Dans ce nouvel épisode de Truckstop, le podcast de Transportmedia, Luc Macharis, dirigeant de Transport Macharis, s’installe au micro de Jeroen Verschakelen. L’entretien tourne autour du leadership, de la succession au sein de l’entreprise familiale et d’une passion aussi forte que celle du transport : le rugby.

Le repos comme luxe rare

Le repos est une denrée rare dans le monde du transport. Luc Macharis le sait mieux que quiconque. « En tant que chef d’entreprise, on s’endort avec son travail et on se réveille avec lui », dit-il. « Ça ne s’arrête jamais. On ne peut pas dire : je prends maintenant 45 minutes de pause. » Il a pourtant appris à mieux doser. « Avant, je travaillais de huit heures du matin à dix heures du soir. Maintenant, j’essaie de limiter à six heures. Parce que plus on travaille longtemps, moins on est productif. Le cerveau ne le permet tout simplement plus. »

Un pas important a été de prendre – au sens propre – de la distance. Autrefois, il vivait à côté de l’entreprise ; lors de son déménagement à Dendermonde, il a choisi une maison plus éloignée du site. « Avant, on venait derrière chez moi parce qu’on voyait de la lumière », raconte-t-il en riant. « Aujourd’hui, c’est différent. Tout le monde a un GSM et il y a une répartition claire des tâches. On reste joignable sans devoir intervenir en permanence. »

La force de l’organisation et de la relève

Selon Luc Macharis, une bonne organisation est essentielle pour trouver la sérénité. Pas seulement pour lui, mais aussi pour son équipe. « Jusqu’au samedi midi, nous sommes en activité continue », explique-t-il. « Nous avons des chauffeurs de jour, de nuit et à l’international. Mais dès que le dernier camion du samedi est arrivé, c’est terminé. Le dimanche reste sacré. »

Ce qui apporte aussi la tranquillité, c’est de savoir que la génération suivante est prête. « C’est un travail de tous les jours », dit-il. « Les jeunes, nos fils et beaux-fils, sont actifs ici depuis quatre ou cinq ans maintenant. Ils apprennent petit à petit, à la petite cuillère comme je le dis parfois. Ils comprennent qu’il ne faut pas seulement être derrière l’ordinateur, mais aussi gérer la clientèle, fixer les prix, commander du carburant, s’occuper de tout ce qu’implique une entreprise. »

Sa voix révèle sa fierté. « Leur expérience commence à bien s’affirmer, » sourit-il. « Mais la nôtre est bien fournie et nous aimerions progressivement lever le pied.
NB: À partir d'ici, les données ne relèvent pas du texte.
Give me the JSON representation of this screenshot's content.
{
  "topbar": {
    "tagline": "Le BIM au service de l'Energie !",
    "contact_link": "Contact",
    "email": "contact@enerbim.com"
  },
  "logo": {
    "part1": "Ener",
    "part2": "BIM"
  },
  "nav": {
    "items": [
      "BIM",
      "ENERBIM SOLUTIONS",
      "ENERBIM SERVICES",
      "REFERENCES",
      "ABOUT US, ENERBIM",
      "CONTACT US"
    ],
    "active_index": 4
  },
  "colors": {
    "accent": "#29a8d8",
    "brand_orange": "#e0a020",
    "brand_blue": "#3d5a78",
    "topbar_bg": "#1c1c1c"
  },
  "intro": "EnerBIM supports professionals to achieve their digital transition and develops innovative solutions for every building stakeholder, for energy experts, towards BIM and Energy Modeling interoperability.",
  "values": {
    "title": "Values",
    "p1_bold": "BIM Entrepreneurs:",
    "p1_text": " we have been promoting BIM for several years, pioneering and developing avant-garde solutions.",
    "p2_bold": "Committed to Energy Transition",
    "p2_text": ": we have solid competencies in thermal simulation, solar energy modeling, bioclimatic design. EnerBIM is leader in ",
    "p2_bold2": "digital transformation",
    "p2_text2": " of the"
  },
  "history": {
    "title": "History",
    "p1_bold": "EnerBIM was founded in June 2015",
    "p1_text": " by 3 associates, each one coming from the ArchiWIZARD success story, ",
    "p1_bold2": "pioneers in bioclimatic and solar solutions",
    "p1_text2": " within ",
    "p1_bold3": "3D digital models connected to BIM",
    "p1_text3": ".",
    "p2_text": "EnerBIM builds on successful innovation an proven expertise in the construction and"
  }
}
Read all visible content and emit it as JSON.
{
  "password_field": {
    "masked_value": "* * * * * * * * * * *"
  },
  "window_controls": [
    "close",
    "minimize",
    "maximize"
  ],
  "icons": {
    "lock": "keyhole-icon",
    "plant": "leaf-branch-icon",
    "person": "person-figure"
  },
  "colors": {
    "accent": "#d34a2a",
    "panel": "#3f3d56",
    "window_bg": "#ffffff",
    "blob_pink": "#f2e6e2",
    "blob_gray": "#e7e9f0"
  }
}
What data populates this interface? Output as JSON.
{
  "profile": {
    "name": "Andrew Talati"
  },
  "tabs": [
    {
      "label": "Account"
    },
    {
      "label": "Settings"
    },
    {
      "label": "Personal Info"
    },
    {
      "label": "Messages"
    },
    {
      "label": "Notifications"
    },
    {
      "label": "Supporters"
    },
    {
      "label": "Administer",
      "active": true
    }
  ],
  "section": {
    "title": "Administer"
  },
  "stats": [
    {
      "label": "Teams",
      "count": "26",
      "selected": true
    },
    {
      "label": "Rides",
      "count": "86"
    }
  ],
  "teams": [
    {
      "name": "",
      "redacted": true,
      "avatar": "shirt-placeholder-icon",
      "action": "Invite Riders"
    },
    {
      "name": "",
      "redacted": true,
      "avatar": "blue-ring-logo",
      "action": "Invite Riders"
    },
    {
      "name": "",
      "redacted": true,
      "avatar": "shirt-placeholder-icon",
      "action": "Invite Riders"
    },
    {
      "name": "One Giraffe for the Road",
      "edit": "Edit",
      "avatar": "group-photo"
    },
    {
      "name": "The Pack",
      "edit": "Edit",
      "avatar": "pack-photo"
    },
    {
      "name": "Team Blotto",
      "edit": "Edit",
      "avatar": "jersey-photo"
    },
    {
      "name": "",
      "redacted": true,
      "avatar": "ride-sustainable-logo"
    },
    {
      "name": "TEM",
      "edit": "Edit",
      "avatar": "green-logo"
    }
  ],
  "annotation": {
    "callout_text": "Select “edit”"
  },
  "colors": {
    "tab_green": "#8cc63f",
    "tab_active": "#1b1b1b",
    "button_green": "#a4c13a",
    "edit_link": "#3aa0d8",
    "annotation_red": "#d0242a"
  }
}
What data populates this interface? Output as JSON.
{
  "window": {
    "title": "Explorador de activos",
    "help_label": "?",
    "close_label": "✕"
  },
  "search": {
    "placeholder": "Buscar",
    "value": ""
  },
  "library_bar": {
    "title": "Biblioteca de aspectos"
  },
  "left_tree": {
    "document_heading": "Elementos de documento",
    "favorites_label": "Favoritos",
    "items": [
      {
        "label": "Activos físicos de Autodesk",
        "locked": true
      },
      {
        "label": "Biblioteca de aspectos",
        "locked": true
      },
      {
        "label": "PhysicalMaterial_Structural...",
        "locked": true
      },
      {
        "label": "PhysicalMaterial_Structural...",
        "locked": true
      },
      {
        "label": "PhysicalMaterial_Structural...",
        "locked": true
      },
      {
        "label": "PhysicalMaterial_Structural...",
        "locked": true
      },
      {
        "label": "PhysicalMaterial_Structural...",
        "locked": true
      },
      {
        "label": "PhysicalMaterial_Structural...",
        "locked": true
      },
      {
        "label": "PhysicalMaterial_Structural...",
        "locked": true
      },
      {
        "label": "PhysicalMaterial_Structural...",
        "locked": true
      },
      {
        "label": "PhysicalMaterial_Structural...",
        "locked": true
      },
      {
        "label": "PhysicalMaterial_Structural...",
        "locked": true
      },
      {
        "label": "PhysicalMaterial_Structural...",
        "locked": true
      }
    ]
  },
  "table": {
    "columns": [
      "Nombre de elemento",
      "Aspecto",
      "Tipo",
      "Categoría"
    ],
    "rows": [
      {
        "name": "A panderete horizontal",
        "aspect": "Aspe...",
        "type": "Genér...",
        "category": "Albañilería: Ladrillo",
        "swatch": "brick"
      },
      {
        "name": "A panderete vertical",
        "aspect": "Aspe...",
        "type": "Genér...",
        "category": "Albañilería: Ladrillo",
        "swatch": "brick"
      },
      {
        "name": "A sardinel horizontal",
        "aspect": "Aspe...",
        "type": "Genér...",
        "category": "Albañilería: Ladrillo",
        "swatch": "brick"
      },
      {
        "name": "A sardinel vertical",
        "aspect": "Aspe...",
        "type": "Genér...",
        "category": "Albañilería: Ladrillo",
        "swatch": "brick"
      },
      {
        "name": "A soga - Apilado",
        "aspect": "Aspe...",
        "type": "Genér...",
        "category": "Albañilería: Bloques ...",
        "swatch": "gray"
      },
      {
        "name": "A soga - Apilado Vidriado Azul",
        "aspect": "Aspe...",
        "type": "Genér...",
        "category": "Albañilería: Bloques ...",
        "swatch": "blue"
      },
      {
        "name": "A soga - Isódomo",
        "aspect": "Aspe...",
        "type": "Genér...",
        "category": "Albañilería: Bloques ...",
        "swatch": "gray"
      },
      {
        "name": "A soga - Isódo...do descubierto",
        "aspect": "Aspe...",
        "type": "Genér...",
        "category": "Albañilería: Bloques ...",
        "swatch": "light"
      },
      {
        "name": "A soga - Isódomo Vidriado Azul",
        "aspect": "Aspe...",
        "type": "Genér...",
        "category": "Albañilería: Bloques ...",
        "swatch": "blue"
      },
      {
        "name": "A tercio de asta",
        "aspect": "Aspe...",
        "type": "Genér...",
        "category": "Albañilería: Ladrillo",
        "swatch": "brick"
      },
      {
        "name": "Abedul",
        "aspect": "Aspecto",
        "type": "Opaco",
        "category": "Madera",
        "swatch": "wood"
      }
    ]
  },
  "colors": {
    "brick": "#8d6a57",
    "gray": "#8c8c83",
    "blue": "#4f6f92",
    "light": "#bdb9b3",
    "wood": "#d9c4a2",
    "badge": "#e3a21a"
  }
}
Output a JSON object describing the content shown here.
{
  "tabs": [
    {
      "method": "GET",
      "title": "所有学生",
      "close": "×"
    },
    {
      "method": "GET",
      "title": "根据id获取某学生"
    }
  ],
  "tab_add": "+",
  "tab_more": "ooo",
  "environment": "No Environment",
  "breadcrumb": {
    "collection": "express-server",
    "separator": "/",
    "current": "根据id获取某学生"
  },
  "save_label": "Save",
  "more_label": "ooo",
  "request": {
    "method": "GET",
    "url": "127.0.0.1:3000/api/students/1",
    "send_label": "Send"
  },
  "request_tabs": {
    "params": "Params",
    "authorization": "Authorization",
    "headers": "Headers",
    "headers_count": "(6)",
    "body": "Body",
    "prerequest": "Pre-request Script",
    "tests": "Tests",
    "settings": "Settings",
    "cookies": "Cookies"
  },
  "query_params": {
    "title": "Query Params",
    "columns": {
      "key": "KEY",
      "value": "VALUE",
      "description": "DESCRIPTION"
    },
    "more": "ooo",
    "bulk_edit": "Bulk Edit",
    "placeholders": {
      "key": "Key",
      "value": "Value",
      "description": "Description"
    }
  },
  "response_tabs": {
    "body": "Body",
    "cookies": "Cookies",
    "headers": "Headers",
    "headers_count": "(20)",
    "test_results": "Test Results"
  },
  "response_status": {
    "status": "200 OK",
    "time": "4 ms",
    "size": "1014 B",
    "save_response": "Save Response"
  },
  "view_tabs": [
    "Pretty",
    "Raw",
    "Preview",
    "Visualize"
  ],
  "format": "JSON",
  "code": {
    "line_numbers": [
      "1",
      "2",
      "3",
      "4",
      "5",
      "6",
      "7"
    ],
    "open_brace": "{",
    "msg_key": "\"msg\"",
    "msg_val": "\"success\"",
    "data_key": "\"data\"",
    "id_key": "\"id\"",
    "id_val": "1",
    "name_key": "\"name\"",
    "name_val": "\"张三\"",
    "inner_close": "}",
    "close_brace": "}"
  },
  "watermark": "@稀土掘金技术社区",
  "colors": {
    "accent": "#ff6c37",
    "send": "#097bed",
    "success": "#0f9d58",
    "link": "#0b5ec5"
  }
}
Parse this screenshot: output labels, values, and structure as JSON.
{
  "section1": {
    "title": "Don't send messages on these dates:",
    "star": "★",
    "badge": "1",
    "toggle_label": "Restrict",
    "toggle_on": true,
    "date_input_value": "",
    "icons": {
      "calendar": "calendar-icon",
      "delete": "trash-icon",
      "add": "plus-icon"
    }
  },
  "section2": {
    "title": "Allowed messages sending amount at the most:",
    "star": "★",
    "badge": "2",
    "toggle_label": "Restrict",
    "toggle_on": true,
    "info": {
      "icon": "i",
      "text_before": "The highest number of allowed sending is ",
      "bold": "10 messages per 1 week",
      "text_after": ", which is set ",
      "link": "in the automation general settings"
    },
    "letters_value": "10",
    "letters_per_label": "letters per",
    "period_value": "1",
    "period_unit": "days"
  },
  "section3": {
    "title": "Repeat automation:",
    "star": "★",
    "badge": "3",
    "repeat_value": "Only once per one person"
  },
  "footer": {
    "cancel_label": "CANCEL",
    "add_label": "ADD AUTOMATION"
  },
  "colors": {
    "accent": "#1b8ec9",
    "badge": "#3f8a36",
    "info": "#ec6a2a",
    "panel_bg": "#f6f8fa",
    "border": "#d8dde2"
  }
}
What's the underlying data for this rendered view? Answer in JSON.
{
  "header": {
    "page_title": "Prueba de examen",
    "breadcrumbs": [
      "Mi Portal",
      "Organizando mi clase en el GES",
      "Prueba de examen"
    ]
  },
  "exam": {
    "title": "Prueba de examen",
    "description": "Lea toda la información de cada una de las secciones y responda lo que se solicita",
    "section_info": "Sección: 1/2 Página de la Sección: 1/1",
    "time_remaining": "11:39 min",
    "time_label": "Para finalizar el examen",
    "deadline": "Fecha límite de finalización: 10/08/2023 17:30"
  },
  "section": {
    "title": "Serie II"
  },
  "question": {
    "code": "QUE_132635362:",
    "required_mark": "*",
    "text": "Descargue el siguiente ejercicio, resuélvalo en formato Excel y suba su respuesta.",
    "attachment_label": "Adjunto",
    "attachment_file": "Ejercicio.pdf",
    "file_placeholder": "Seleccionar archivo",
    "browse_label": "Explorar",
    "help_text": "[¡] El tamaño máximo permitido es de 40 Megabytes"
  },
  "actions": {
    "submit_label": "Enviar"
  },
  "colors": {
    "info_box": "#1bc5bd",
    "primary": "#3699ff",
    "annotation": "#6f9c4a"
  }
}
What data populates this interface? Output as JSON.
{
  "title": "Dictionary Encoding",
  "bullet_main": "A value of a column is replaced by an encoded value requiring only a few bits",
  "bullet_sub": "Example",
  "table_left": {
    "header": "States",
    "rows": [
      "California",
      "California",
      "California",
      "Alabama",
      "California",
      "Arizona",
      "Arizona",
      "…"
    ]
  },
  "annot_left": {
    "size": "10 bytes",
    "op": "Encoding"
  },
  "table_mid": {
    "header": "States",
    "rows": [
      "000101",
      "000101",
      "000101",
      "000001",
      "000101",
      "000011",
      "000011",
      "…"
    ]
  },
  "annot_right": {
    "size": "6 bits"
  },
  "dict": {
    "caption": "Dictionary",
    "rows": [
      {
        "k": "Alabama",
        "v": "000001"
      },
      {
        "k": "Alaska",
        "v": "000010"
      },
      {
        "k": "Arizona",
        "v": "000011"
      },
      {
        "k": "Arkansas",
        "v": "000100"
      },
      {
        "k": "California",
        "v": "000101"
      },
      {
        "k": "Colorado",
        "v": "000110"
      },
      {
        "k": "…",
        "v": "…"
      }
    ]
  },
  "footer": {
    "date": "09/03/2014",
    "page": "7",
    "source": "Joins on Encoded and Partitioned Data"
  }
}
Pas cesser de travailler, mais le faire autrement. »

Rugby : guerre sur le terrain, amitié en dehors

Qui dit “Luc Macharis”, pense aussi “rugby”. Ce sport est presque une religion à Dendermonde, et Luc Macharis y a longtemps joué un rôle central. « Ici, le rugby est plus vivant que le football », confie-t-il. « C’est un sport loyal. On y apprend des valeurs utiles dans la vie : le respect de l’arbitre, la camaraderie, la discipline. » Et, les yeux pétillants, il ajoute : « Le rugby, c’est la guerre sur le terrain, mais l’amitié en dehors. On sortait parfois du terrain avec un œil au beurre noir, mais on allait ensuite boire une bière ensemble. »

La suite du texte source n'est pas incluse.